News and Rumors

How ‘Applegate’ took stealing signs to a whole new level

The Boston Red Sox found themselves under scrutiny on Tuesday afternoon when the New York Times reported they had used an Apple Watch to steal signs from the New York Yankees during the August 18-20 series at Fenway Park.

Before that series, the Yankees were sure the Red Sox were stealing signs, but they weren’t able to prove it until they reviewed video showing blatant use of the computerized watch.

“It was something we suspected was going on,” Yankees outfielder Brett Gardner said.

Gardner acknowledged that stealing signs is a ‘game within a game’. But when you add technology to the picture, the simple game turns into an illegal edge. After discovering evidence, the Yankees handed video to commissioner Rob Manfred, who is now investigating the incident. Not only do the Yankees believe the Red Sox were cheating against them, but also against the entire league.
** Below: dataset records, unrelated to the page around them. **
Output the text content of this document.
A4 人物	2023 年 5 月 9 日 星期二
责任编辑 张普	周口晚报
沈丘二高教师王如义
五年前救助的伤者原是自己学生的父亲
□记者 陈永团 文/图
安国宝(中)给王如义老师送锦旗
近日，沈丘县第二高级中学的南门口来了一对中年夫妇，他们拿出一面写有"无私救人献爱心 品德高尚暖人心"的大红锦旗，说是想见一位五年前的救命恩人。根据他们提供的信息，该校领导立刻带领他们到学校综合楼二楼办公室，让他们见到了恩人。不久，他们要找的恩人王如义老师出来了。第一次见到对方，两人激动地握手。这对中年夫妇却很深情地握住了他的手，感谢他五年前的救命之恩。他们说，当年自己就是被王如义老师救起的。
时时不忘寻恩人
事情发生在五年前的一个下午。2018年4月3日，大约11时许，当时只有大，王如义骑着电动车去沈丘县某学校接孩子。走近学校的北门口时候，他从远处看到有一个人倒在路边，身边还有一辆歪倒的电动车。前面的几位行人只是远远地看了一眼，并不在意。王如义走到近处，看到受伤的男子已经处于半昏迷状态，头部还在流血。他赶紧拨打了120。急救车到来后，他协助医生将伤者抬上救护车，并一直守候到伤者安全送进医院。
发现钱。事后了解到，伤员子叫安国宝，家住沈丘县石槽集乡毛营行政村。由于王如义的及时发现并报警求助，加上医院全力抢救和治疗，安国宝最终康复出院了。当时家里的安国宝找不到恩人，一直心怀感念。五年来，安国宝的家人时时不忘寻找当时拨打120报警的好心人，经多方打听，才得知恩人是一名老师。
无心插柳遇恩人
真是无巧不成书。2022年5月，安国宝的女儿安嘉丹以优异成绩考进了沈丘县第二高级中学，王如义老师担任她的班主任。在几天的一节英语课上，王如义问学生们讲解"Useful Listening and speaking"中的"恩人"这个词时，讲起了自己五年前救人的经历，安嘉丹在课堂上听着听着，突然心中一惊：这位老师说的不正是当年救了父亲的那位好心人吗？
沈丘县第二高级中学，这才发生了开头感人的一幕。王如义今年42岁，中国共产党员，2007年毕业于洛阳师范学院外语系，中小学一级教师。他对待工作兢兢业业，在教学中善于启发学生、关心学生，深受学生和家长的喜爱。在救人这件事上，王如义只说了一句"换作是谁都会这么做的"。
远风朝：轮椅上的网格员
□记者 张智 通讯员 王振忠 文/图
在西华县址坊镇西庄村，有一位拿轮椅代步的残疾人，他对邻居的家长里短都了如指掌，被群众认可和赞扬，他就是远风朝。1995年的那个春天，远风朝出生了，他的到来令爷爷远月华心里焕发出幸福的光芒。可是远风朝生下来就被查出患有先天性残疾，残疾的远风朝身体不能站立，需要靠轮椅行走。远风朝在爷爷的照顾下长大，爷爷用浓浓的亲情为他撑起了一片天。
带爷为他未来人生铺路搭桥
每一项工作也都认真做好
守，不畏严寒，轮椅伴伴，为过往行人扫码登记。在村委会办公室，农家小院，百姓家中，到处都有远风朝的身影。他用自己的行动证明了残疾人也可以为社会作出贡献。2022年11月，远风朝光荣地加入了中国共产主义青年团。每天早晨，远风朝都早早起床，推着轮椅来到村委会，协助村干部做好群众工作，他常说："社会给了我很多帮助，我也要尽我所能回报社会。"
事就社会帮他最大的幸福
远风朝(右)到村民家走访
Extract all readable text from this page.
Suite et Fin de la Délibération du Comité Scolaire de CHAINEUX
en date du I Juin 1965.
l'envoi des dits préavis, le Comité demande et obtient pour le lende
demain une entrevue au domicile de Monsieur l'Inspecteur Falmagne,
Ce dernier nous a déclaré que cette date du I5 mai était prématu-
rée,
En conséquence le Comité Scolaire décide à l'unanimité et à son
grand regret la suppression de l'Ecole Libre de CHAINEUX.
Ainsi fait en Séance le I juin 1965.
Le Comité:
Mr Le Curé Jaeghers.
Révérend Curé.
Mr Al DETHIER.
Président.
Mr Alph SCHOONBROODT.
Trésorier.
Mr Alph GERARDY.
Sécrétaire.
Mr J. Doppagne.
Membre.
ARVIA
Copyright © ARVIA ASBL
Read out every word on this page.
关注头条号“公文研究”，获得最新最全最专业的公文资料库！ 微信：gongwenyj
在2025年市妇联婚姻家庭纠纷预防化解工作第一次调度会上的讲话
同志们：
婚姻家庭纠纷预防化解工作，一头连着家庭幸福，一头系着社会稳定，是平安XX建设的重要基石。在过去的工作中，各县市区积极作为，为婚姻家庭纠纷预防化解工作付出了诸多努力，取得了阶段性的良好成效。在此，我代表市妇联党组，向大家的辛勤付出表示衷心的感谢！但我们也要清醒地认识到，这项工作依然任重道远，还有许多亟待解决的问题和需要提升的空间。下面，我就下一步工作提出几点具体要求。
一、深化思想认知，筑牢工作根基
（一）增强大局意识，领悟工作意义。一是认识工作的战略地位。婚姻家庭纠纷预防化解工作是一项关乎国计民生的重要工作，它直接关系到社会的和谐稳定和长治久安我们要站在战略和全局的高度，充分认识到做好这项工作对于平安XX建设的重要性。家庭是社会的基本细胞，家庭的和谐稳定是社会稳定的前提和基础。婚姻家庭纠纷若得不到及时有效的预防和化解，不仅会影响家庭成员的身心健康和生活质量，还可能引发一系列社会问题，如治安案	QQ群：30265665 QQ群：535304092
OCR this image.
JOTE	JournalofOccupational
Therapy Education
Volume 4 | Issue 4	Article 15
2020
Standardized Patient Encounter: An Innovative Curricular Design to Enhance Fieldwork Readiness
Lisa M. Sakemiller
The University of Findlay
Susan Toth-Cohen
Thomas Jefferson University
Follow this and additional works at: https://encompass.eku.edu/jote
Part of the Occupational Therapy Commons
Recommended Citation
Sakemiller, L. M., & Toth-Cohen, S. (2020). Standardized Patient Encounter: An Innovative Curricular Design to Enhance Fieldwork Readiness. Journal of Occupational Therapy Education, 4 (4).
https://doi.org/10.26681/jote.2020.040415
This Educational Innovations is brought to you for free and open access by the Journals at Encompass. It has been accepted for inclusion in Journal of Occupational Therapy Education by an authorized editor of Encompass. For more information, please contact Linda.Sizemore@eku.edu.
So, how exactly did the Red Sox manage to pull off  ‘Applegate’?

Members of the Red Sox organization would study the catcher’s signs to decode what pitch would be thrown in the next sequence. They would then relay the information to assistant trainer Jon Jochim via text message–which can be viewed on an Apple Watch–and he would relay the message to the hitters in the dugout.

Because the Yankees were aware the Red Sox were stealing their signs, Gary Sanchez made multiple mound visits to change what each sign meant. While the constant mound visits were criticized by those around baseball, the revelation of ‘Applegate’ made it clear what Sanchez was doing.

After the Red Sox admitted their doing in ‘Applegate’, they attempted to shift the attention to the Yankees by claiming the Yankees were also stealing signs by using the YES Network camera feed.

Manager Joe Girardi was quick to debunk the theory, and officials claimed it couldn’t have been possible because the Yankees are not majority owners of the YES Network. A source told ESPN New York that the Red Sox were simply trying to ‘muddle the waters to win some PR points‘, especially since the Red Sox were unable to provide proof.

According to Major League Baseball’s official rules, teams are not allowed to use iPads, iPhones or other electronic devices during the game under any circumstances. After the review of ‘Applegate’, I imagine Apple Watches will be added to the list of electronic devices teams cannot have in the dugout.